6. Moreover, at the instant juncture, Plaintiff's habeas allegations that the BOP might not comply with the order of Plaintiff's sentencing judge are wholly speculative. "[A] speculative possibility that depends on a number of contingencies over which [Petitioner] has no control and the unfolding of events may render the entire controversy academic" cannot be litigated. Hensley v. Municipal Court, San Jose Milpitas Judicial Dist., Santa Clara County, 411 U.S. 345, 351-52 (1973). This general rule applies with equal force to habeas actions. See 28 U.S.C. §2241(c)(3) (where the language of § 2241 is set forth in present rather than in future terms, i.e., it reads: "The writ of habeas corpus shall not extend to a prisoner unless . . . he is [rather than will be] in custody in violation of the Constitution or the laws or treaties of the United States"); see also Phifer v. Clark, 115 F.3d 496 (7th Cir. 1997) (dismissing the petition where the petitioner's "suggested adverse consequences [are] speculative. Each depends upon possible discretionary actions that may or may not affect future parole decisions").

7. Finally, Petitioner's speculative claims appear to be administratively unexhausted. Although 28 U.S.C. § 2241 contains no statutory exhaustion requirement, a federal prisoner ordinarily may not bring a petition for writ of habeas corpus under 28 U.S.C. § 2241, challenging the execution of his sentence, until he has exhausted all available administrative remedies. See, e.g., Callwood v. Enos, 230 F.3d 627, 634, 43 V.I. 293 (3d Cir. 2000); Arias v. United States Parole Comm'n, 648 F.2d 196, 199 (3d Cir. 1981). The exhaustion doctrine promotes a number of goals:

(1) allowing the appropriate agency to develop a factual record and apply its expertise facilitates judicial review; (2) permitting agencies to grant the relief requested conserves judicial resources; and (3) providing agencies the opportunity to correct their own errors fosters administrative autonomy.

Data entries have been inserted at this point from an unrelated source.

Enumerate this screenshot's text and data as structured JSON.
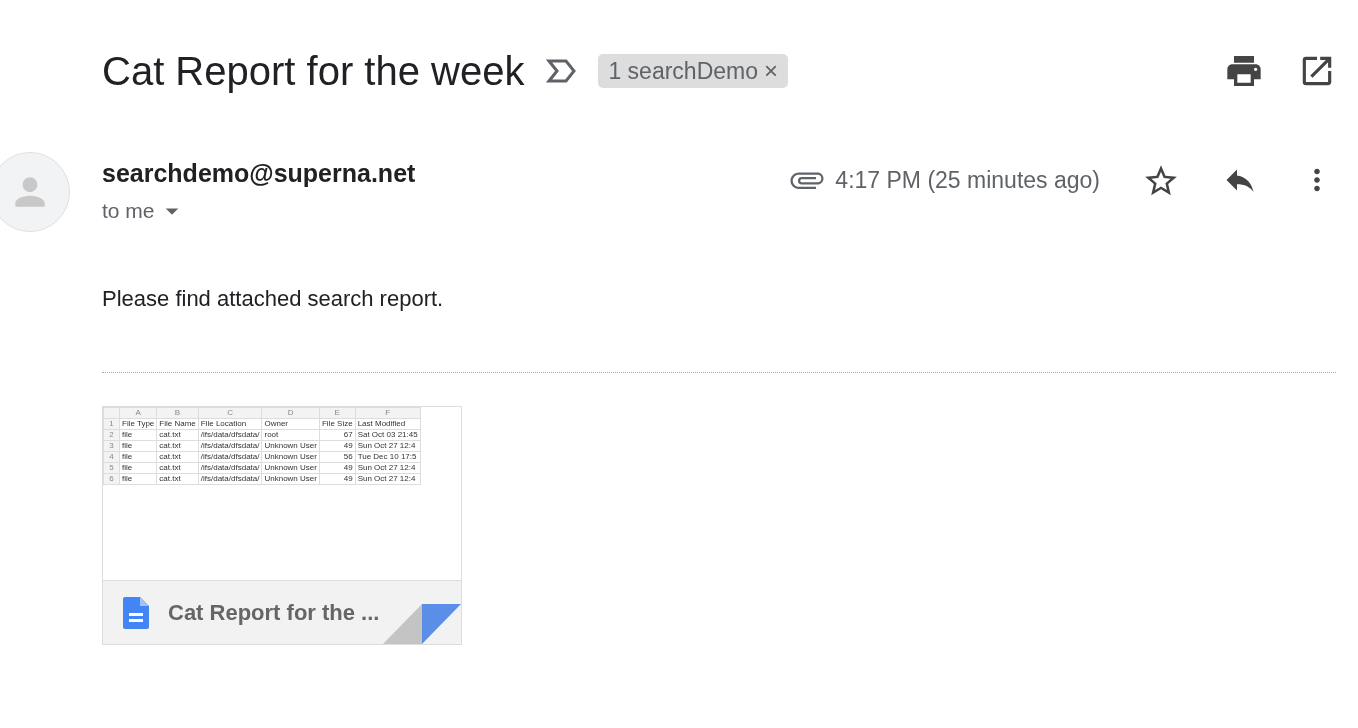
{
  "subject": "Cat Report for the week",
  "label_chip": {
    "text": "1 searchDemo",
    "remove": "×"
  },
  "sender": {
    "email": "searchdemo@superna.net",
    "recipient": "to me"
  },
  "time": "4:17 PM (25 minutes ago)",
  "starred": false,
  "body": "Please find attached search report.",
  "attachment": {
    "name": "Cat Report for the ...",
    "sheet": {
      "columns": [
        "A",
        "B",
        "C",
        "D",
        "E",
        "F"
      ],
      "rows": [
        {
          "num": "1",
          "cells": [
            "File Type",
            "File Name",
            "File Location",
            "Owner",
            "File Size",
            "Last Modified"
          ]
        },
        {
          "num": "2",
          "cells": [
            "file",
            "cat.txt",
            "/ifs/data/dfsdata/",
            "root",
            "67",
            "Sat Oct 03 21:45"
          ]
        },
        {
          "num": "3",
          "cells": [
            "file",
            "cat.txt",
            "/ifs/data/dfsdata/",
            "Unknown User",
            "49",
            "Sun Oct 27 12:4"
          ]
        },
        {
          "num": "4",
          "cells": [
            "file",
            "cat.txt",
            "/ifs/data/dfsdata/",
            "Unknown User",
            "56",
            "Tue Dec 10 17:5"
          ]
        },
        {
          "num": "5",
          "cells": [
            "file",
            "cat.txt",
            "/ifs/data/dfsdata/",
            "Unknown User",
            "49",
            "Sun Oct 27 12:4"
          ]
        },
        {
          "num": "6",
          "cells": [
            "file",
            "cat.txt",
            "/ifs/data/dfsdata/",
            "Unknown User",
            "49",
            "Sun Oct 27 12:4"
          ]
        }
      ]
    }
  }
}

Goldberg v. Beeler, 82 F.Supp.2d 302, 309 (D.N.J. 1999), aff'd, 248 F.3d 1130 (3d Cir. 2000); see also Moscato v. Federal Bureau of Prisons, 98 F.3d 757, 761 (3d Cir. 1996).*fn1 Although the Court is mindful of Petitioner's fears and the alleged temporal concerns, the Court sees no reason why Petitioner could not submit at least a BP-8 informal request and, if unsuccessful, a BP-9 administrative remedy request to the Warden, in order to:

(a) ensure that his fears are unfounded; or (b) establish the reasons underlying the BOP's calculation of Petitioner's amended sentence (in the event the BOP arrives at a date of release other than that calculated by Petitioner).

8. Accordingly, the accompanying Order will be entered dismissing the petition.